The relationships found among the accessions are in line with the previously proposed evolution within the genus. Taxonomists assert that P. auriculata is the most primitive species due to its very distinct evolutionarily primitive characters such as large siliques, large number of ovules around the replum, and predominance of simple trichomes [1]. P. auriculata has been proposed to be closely related to P. grandiflora and this relationship is supported by the results of the molecular marker analysis between the accessions representative of these species (2243 and 3009) showing high genetic similarities. Likewise, P. gordonii and P. gracilis grouped in the same cluster with P. rectipes, P. recurvata, and P. thamnophila which is in agreement with their previously known taxonomic groupings based on very general morphological similarities. The high genetic similarity between the P. argyraea accessions (2212 and 319 b) to the P. fendleri group supports phylogenetic subsectional grouping based on pod morphology.

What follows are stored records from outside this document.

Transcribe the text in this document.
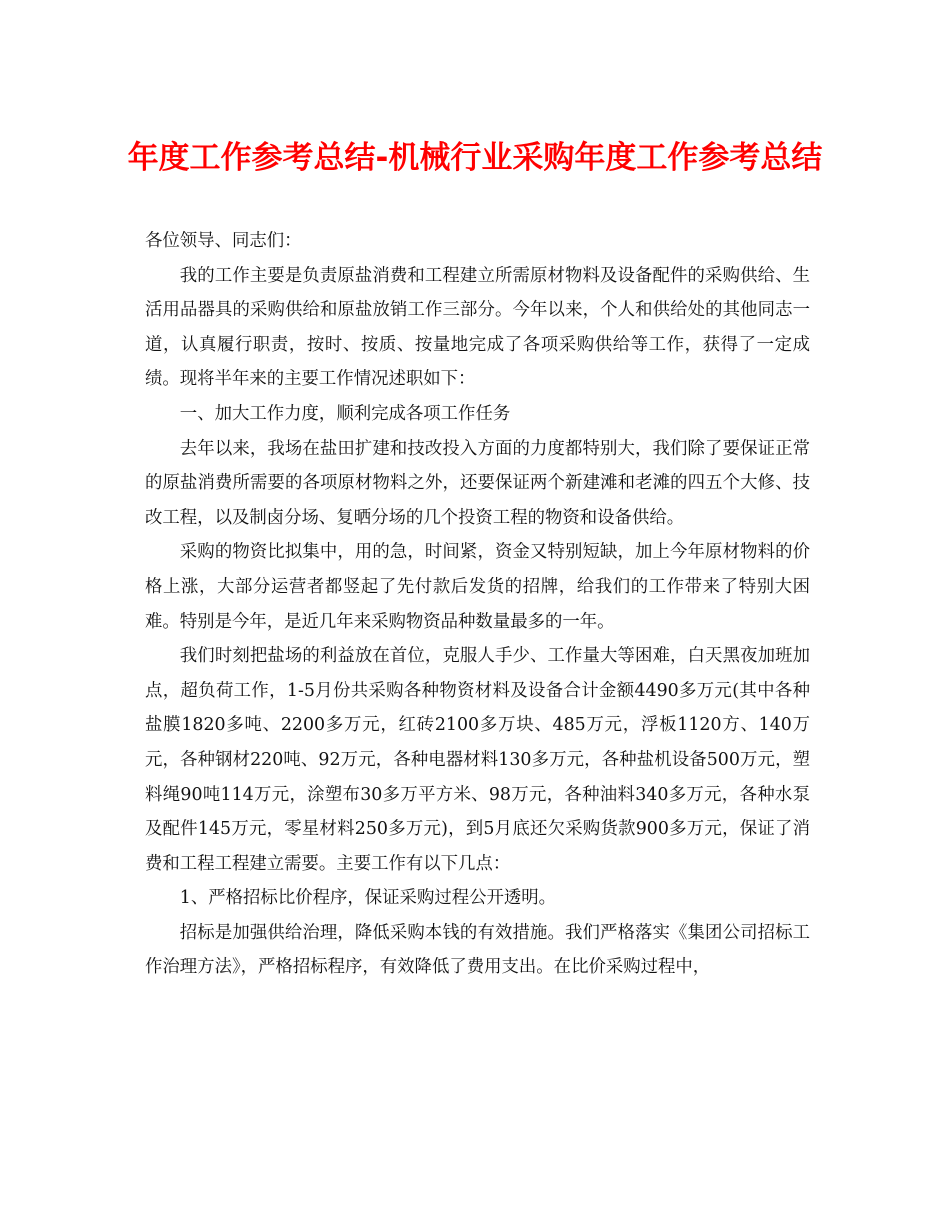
年度工作参考总结-机械行业采购年度工作参考总结

各位领导、同志们：

我的工作主要是负责原盐消费和工程建立所需原材物料及设备配件的采购供给、生活用品器具的采购供给和原盐放销工作三部分。今年以来，个人和供给处的其他同志一道，认真履行职责，按时、按质、按量地完成了各项采购供给等工作，获得了一定成绩。现将半年来的主要工作情况述职如下：

一、加大工作力度，顺利完成各项工作任务

去年以来，我场在盐田扩建和技改投入方面的力度都特别大，我们除了要保证正常的原盐消费所需要的各项原材物料之外，还要保证两个新建滩和老滩的四五个大修、技改工程，以及制卤分场、复晒分场的几个投资工程的物资和设备供给。

采购的物资比拟集中，用的急，时间紧，资金又特别短缺，加上今年原材物料的价格上涨，大部分运营者都竖起了先付款后发货的招牌，给我们的工作带来了特别大困难。特别是今年，是近几年来采购物资品种数量最多的一年。

我们时刻把盐场的利益放在首位，克服人手少、工作量大等困难，白天黑夜加班加点，超负荷工作，1-5月份共采购各种物资材料及设备合计金额4490多万元(其中各种盐膜1820多吨、2200多万元，红砖2100多万块、485万元，浮板1120方、140万元，各种钢材220吨、92万元，各种电器材料130多万元，各种盐机设备500万元，塑料绳90吨114万元，涂塑布30多万平方米、98万元，各种油料340多万元，各种水泵及配件145万元，零星材料250多万元)，到5月底还欠采购货款900多万元，保证了消费和工程工程建立需要。主要工作有以下几点：

1、严格招标比价程序，保证采购过程公开透明。

招标是加强供给治理，降低采购本钱的有效措施。我们严格落实《集团公司招标工作治理方法》，严格招标程序，有效降低了费用支出。在比价采购过程中，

Overall, there was higher genetic similarity found among accessions of the other Physaria and Paysonia species than among accessions of P. fendleri. In particular, species that are included in the federal or state threatened and endangered species list, like P. pallida and P. stonensis [55], have very low genetic diversity as indicated by results of DArTseq markers. In P. pallida, the representative accessions (4091 and 4093) were found to be highly similar. The limited geographic range and the proximity of the collection sites of these two samples suggest that they might have been from just one population. Likewise for P. stonensis, there was a very high genetic similarity found on both of the representative accessions (3092 and 3347). Because only a limited number of accessions were included in these other species, a follow up study that includes additional accessions is recommended to validate if this is a general trend.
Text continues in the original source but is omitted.